Outra “IceCubista”, Elisa Resconi, uma astrofísica da Universidade Técnica de Munique, reuniu uma pequena equipe para investigar mais de perto. Sintetizando todas as observações que já foram feitas sobre o TXS, eles descobriram que ele realmente havia se expandido em gamas em 2014, mas de uma maneira sutil. Embora não houvesse gerado mais energia de raios gama, seu espectro havia se deslocado para as gamas de alta energia exatamente quando explodiu em neutrinos. E as formas dos espectros óptico e de neutrinos mudaram-se de forma complementar durante as duas chamas. “Tudo se mantém unido”, diz Watson, “acredito na pesquisa, mas foram necessários os três artigos para me convencer. Esta é a primeira evidência direta convincente da aceleração de um componente hadrônico [uma partícula feita de quarks] em qualquer fonte.”

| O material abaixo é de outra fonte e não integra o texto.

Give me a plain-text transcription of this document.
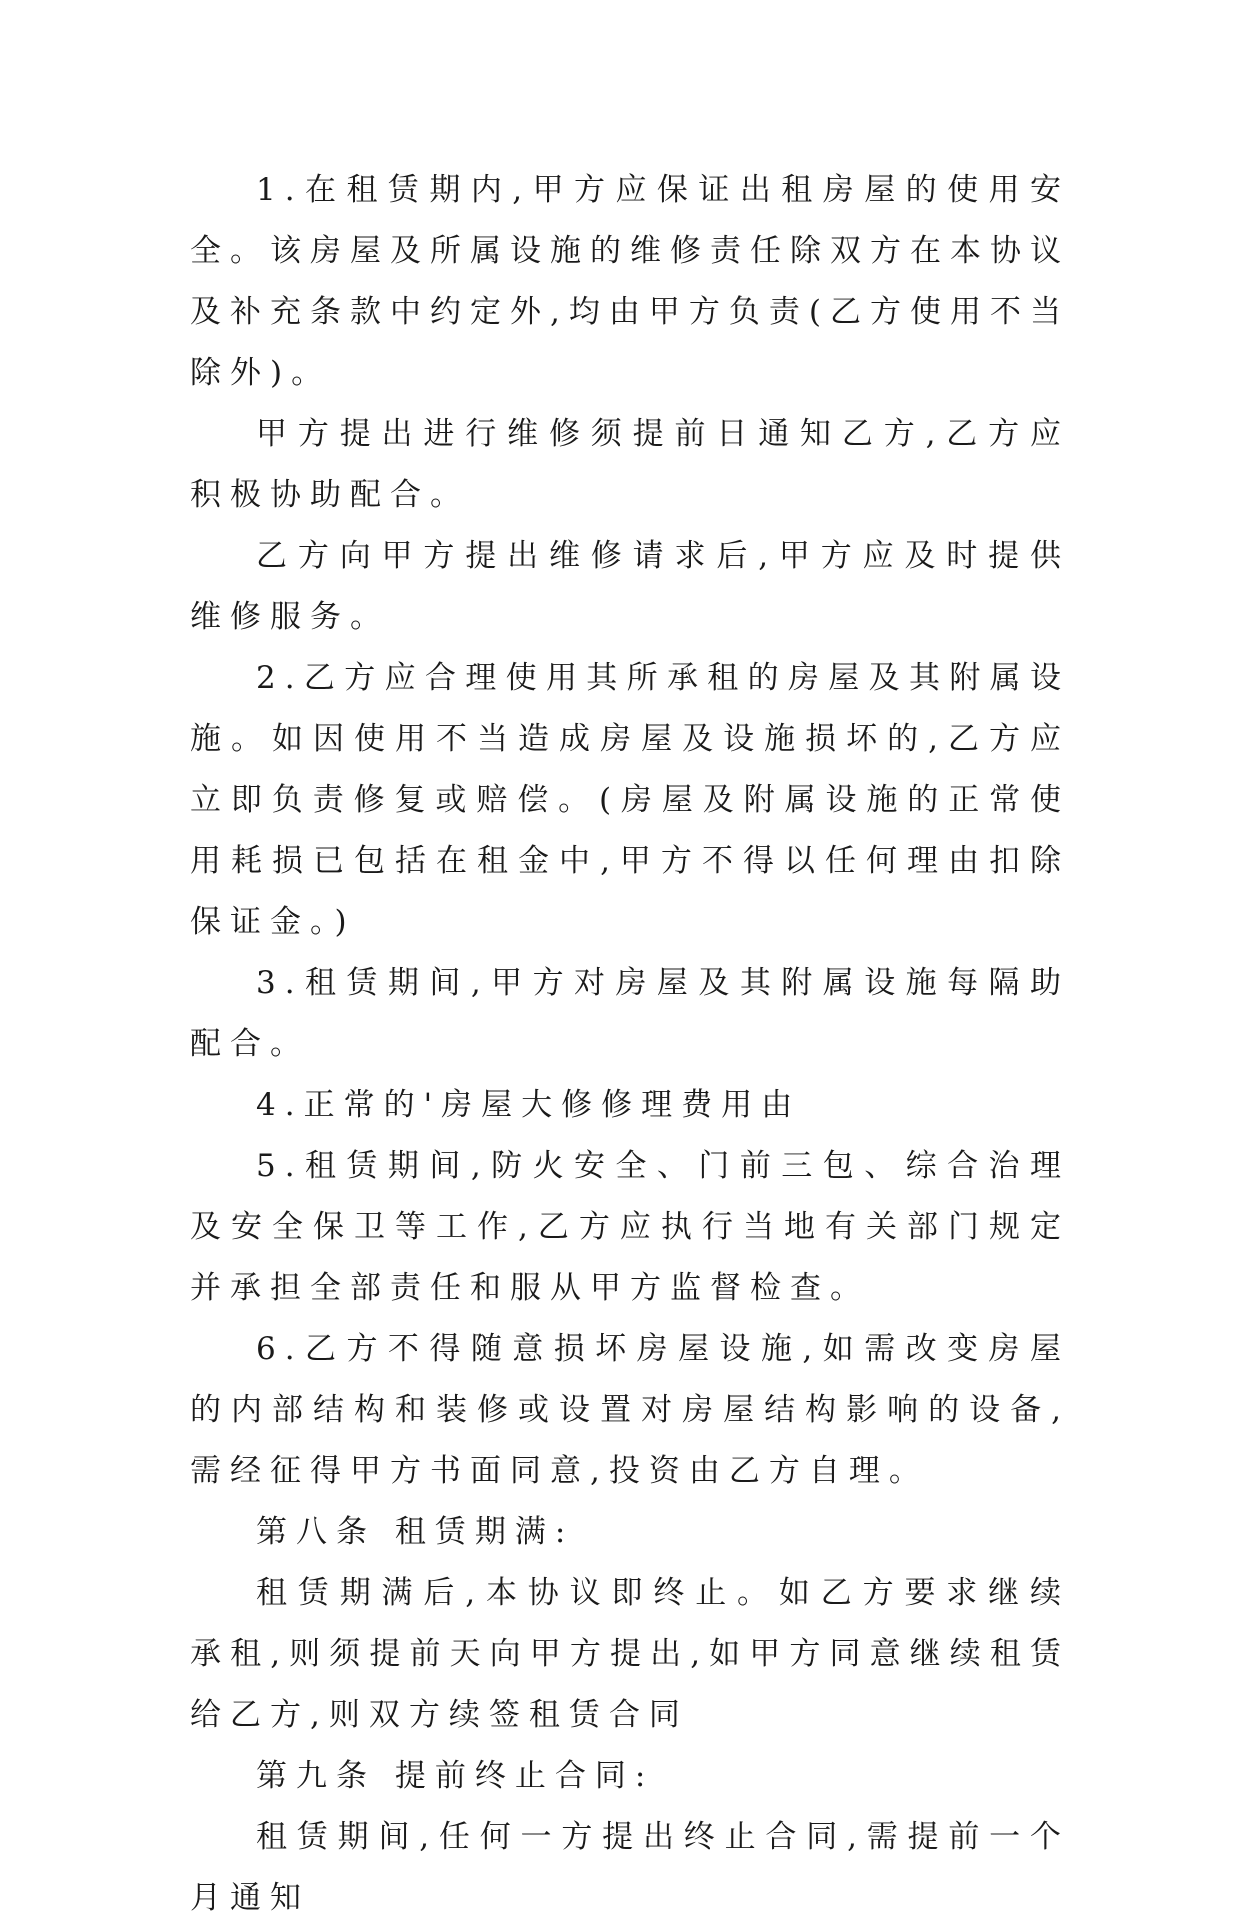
1.在租赁期内,甲方应保证出租房屋的使用安全。该房屋及所属设施的维修责任除双方在本协议及补充条款中约定外,均由甲方负责(乙方使用不当除外)。

甲方提出进行维修须提前日通知乙方,乙方应积极协助配合。

乙方向甲方提出维修请求后,甲方应及时提供维修服务。

2.乙方应合理使用其所承租的房屋及其附属设施。如因使用不当造成房屋及设施损坏的,乙方应立即负责修复或赔偿。(房屋及附属设施的正常使用耗损已包括在租金中,甲方不得以任何理由扣除保证金。)

3.租赁期间,甲方对房屋及其附属设施每隔助配合。

4.正常的'房屋大修修理费用由

5.租赁期间,防火安全、门前三包、综合治理及安全保卫等工作,乙方应执行当地有关部门规定并承担全部责任和服从甲方监督检查。

6.乙方不得随意损坏房屋设施,如需改变房屋的内部结构和装修或设置对房屋结构影响的设备,需经征得甲方书面同意,投资由乙方自理。

第八条 租赁期满:

租赁期满后,本协议即终止。如乙方要求继续承租,则须提前天向甲方提出,如甲方同意继续租赁给乙方,则双方续签租赁合同

第九条 提前终止合同:

租赁期间,任何一方提出终止合同,需提前一个月通知
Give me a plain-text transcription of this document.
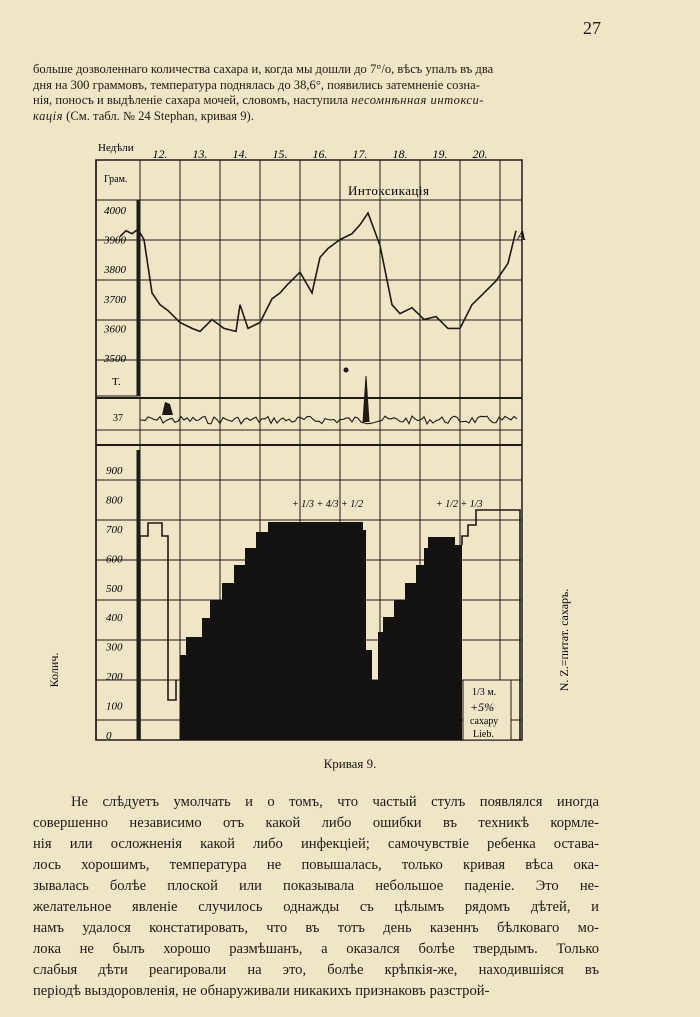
27
больше дозволеннаго количества сахара и, когда мы дошли до 7°/о, вѣсъ упалъ въ два
дня на 300 граммовъ, температура поднялась до 38,6°, появились затемненіе созна-
нія, поносъ и выдѣленіе сахара мочей, словомъ, наступила несомнѣнная интокси-
кація (См. табл. № 24 Stephan, кривая 9).
12. 13. 14. 15. 16. 17. 18. 19. 20.
Недѣли
Грам.
4000
3900
3800
3700
3600
3500
Интоксикація
А
T.
37
900
800
700
600
500
400
300
200
100
0
Колич.	N. Z.=питат. сахаръ.
+ 1/3 + 4/3 + 1/2	+ 1/2 + 1/3
1/3 м.
+5%
сахару
Lieb.
Кривая 9.
Не слѣдуетъ умолчать и о томъ, что частый стулъ появлялся иногда
совершенно независимо отъ какой либо ошибки въ техникѣ кормле-
нія или осложненія какой либо инфекціей; самочувствіе ребенка остава-
лось хорошимъ, температура не повышалась, только кривая вѣса ока-
зывалась болѣе плоской или показывала небольшое паденіе. Это не-
желательное явленіе случилось однажды съ цѣлымъ рядомъ дѣтей, и
намъ удалося констатировать, что въ тотъ день казеннъ бѣлковаго мо-
лока не былъ хорошо размѣшанъ, а оказался болѣе твердымъ. Только
слабыя дѣти реагировали на это, болѣе крѣпкія-же, находившіяся въ
періодѣ выздоровленія, не обнаруживали никакихъ признаковъ разстрой-
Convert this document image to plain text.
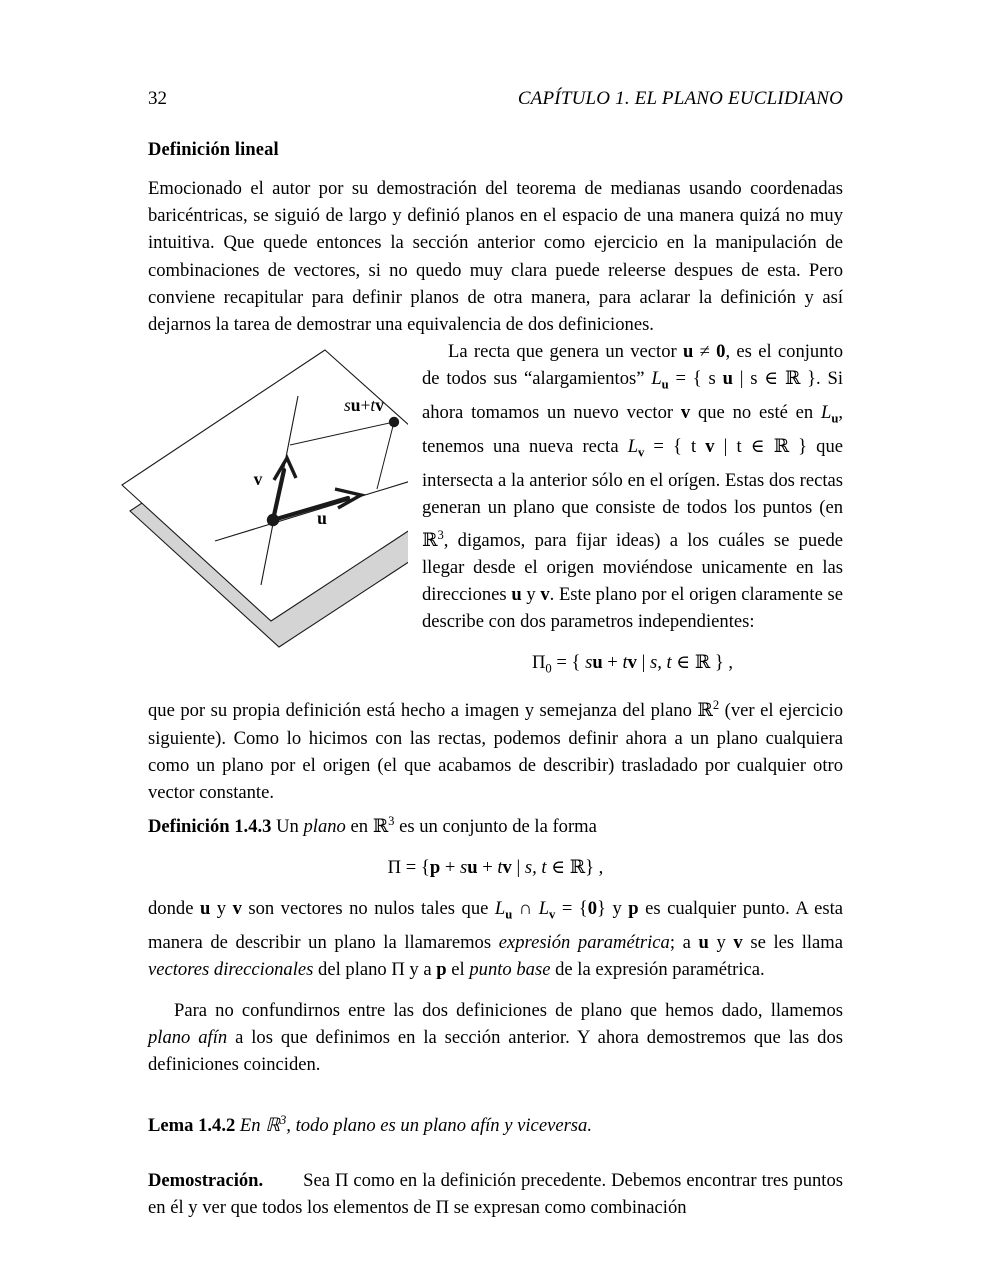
32	CAPÍTULO 1. EL PLANO EUCLIDIANO
Definición lineal

Emocionado el autor por su demostración del teorema de medianas usando coordenadas baricéntricas, se siguió de largo y definió planos en el espacio de una manera quizá no muy intuitiva. Que quede entonces la sección anterior como ejercicio en la manipulación de combinaciones de vectores, si no quedo muy clara puede releerse despues de esta. Pero conviene recapitular para definir planos de otra manera, para aclarar la definición y así dejarnos la tarea de demostrar una equivalencia de dos definiciones.

su+tv
u
v
La recta que genera un vector u ≠ 0, es el conjunto de todos sus “alargamientos” $L_u$ = { s u | s ∈ ℝ }. Si ahora tomamos un nuevo vector v que no esté en $L_u$, tenemos una nueva recta $L_v$ = { t v | t ∈ ℝ } que intersecta a la anterior sólo en el orígen. Estas dos rectas generan un plano que consiste de todos los puntos (en ℝ$^3$, digamos, para fijar ideas) a los cuáles se puede llegar desde el origen moviéndose unicamente en las direcciones u y v. Este plano por el origen claramente se describe con dos parametros independientes:

$\Pi_0$ = { su + tv | s, t ∈ ℝ } ,

que por su propia definición está hecho a imagen y semejanza del plano ℝ$^2$ (ver el ejercicio siguiente). Como lo hicimos con las rectas, podemos definir ahora a un plano cualquiera como un plano por el origen (el que acabamos de describir) trasladado por cualquier otro vector constante.

Definición 1.4.3 Un plano en ℝ$^3$ es un conjunto de la forma

Π = {p + su + tv | s, t ∈ ℝ} ,

donde u y v son vectores no nulos tales que $L_u$ ∩ $L_v = \{0\}$ y p es cualquier punto. A esta manera de describir un plano la llamaremos expresión paramétrica; a u y v se les llama vectores direccionales del plano Π y a p el punto base de la expresión paramétrica.

Para no confundirnos entre las dos definiciones de plano que hemos dado, llamemos plano afín a los que definimos en la sección anterior. Y ahora demostremos que las dos definiciones coinciden.

Lema 1.4.2 En ℝ$^3$, todo plano es un plano afín y viceversa.

Demostración. Sea Π como en la definición precedente. Debemos encontrar tres puntos en él y ver que todos los elementos de Π se expresan como combinación
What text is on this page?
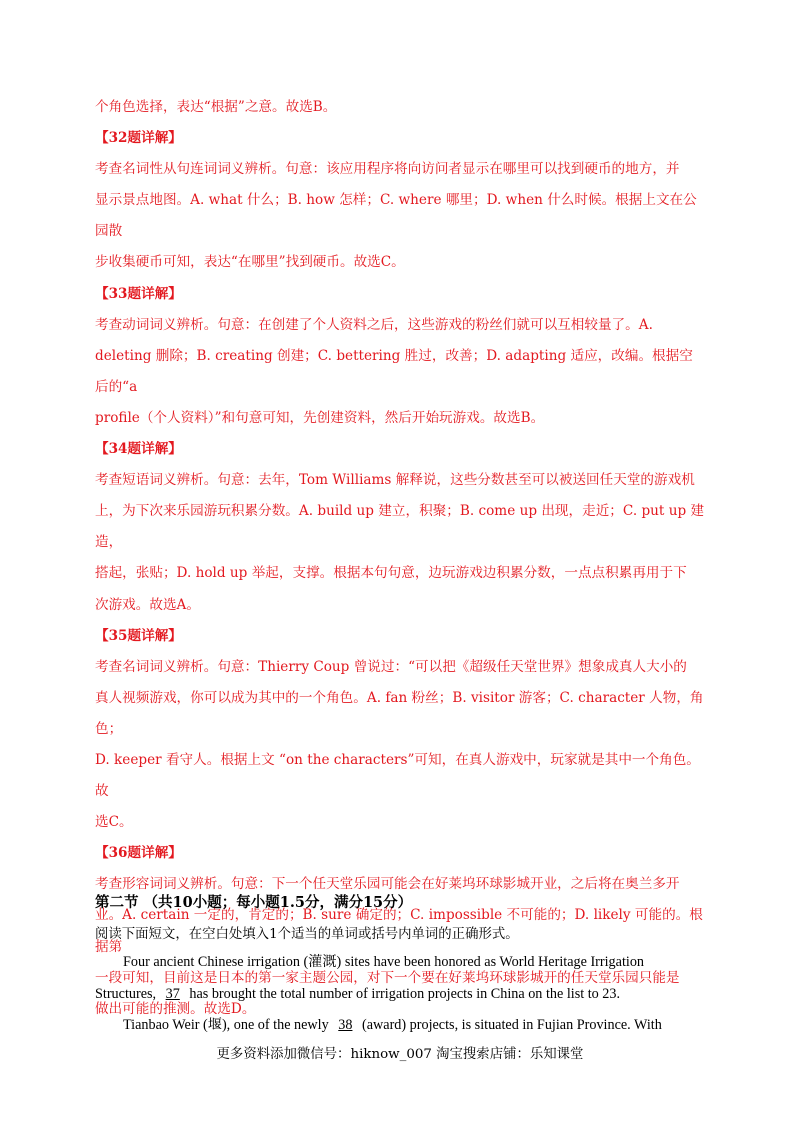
个角色选择，表达“根据”之意。故选B。

【32题详解】

考查名词性从句连词词义辨析。句意：该应用程序将向访问者显示在哪里可以找到硬币的地方，并

显示景点地图。A. what 什么；B. how 怎样；C. where 哪里；D. when 什么时候。根据上文在公园散

步收集硬币可知，表达“在哪里”找到硬币。故选C。

【33题详解】

考查动词词义辨析。句意：在创建了个人资料之后，这些游戏的粉丝们就可以互相较量了。A.

deleting 删除；B. creating 创建；C. bettering 胜过，改善；D. adapting 适应，改编。根据空后的“a

profile（个人资料）”和句意可知，先创建资料，然后开始玩游戏。故选B。

【34题详解】

考查短语词义辨析。句意：去年，Tom Williams 解释说，这些分数甚至可以被送回任天堂的游戏机

上，为下次来乐园游玩积累分数。A. build up 建立，积聚；B. come up 出现，走近；C. put up 建造，

搭起，张贴；D. hold up 举起，支撑。根据本句句意，边玩游戏边积累分数，一点点积累再用于下

次游戏。故选A。

【35题详解】

考查名词词义辨析。句意：Thierry Coup 曾说过：“可以把《超级任天堂世界》想象成真人大小的

真人视频游戏，你可以成为其中的一个角色。A. fan 粉丝；B. visitor 游客；C. character 人物，角色；

D. keeper 看守人。根据上文 “on the characters”可知，在真人游戏中，玩家就是其中一个角色。故

选C。

【36题详解】

考查形容词词义辨析。句意：下一个任天堂乐园可能会在好莱坞环球影城开业，之后将在奥兰多开

业。A. certain 一定的，肯定的；B. sure 确定的；C. impossible 不可能的；D. likely 可能的。根据第

一段可知，目前这是日本的第一家主题公园，对下一个要在好莱坞环球影城开的任天堂乐园只能是

做出可能的推测。故选D。

第二节 （共10小题；每小题1.5分，满分15分）
阅读下面短文，在空白处填入1个适当的单词或括号内单词的正确形式。
Four ancient Chinese irrigation (灌溉) sites have been honored as World Heritage Irrigation
Structures, 37 has brought the total number of irrigation projects in China on the list to 23.
Tianbao Weir (堰), one of the newly 38 (award) projects, is situated in Fujian Province. With
更多资料添加微信号：hiknow_007 淘宝搜索店铺：乐知课堂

A física básica de partículas diz que esses neutrinos só podem ter sido produzidos por hádrons, que seriam principalmente prótons, emergindo no jato de blazar e colidindo com outras partículas, incluindo fótons, ao sair. Como os raios cósmicos que bombardeiam a Terra são compostos predominantemente por prótons e núcleos mais pesados, o simples fato de um blazar ter agora demonstrado produzir neutrinos de alta energia é o primeiro indício sólido de uma possível fonte de raios cósmicos de energia ultra-alta. A razão pela qual é difícil identificar as fontes dos raios cósmicos é que eles carregam carga elétrica, então suas trajetórias são dobradas por campos magnéticos interestelares e suas direções de chegada não apontam para suas origens. Como os neutrinos detectados no IceCube devem ter viajado em linhas retas e devem ter sido produzidos por hádrons, eles indicam que os hádrons de alta energia devem ter sido emitidos da mesma fonte de blazar.
Os vários modelos para emissão de neutrinos a partir de blazares, desenvolvidos em isolamento teórico, agora tiveram seu primeiro encontro com dados reais, e nenhum pode explicar os detalhes exatos que foram vistos. O teórico Eli Waxman, do Instituto de Ciência Weizmann, em Israel, acredita que os modelos “exigirão uma modificação completa”.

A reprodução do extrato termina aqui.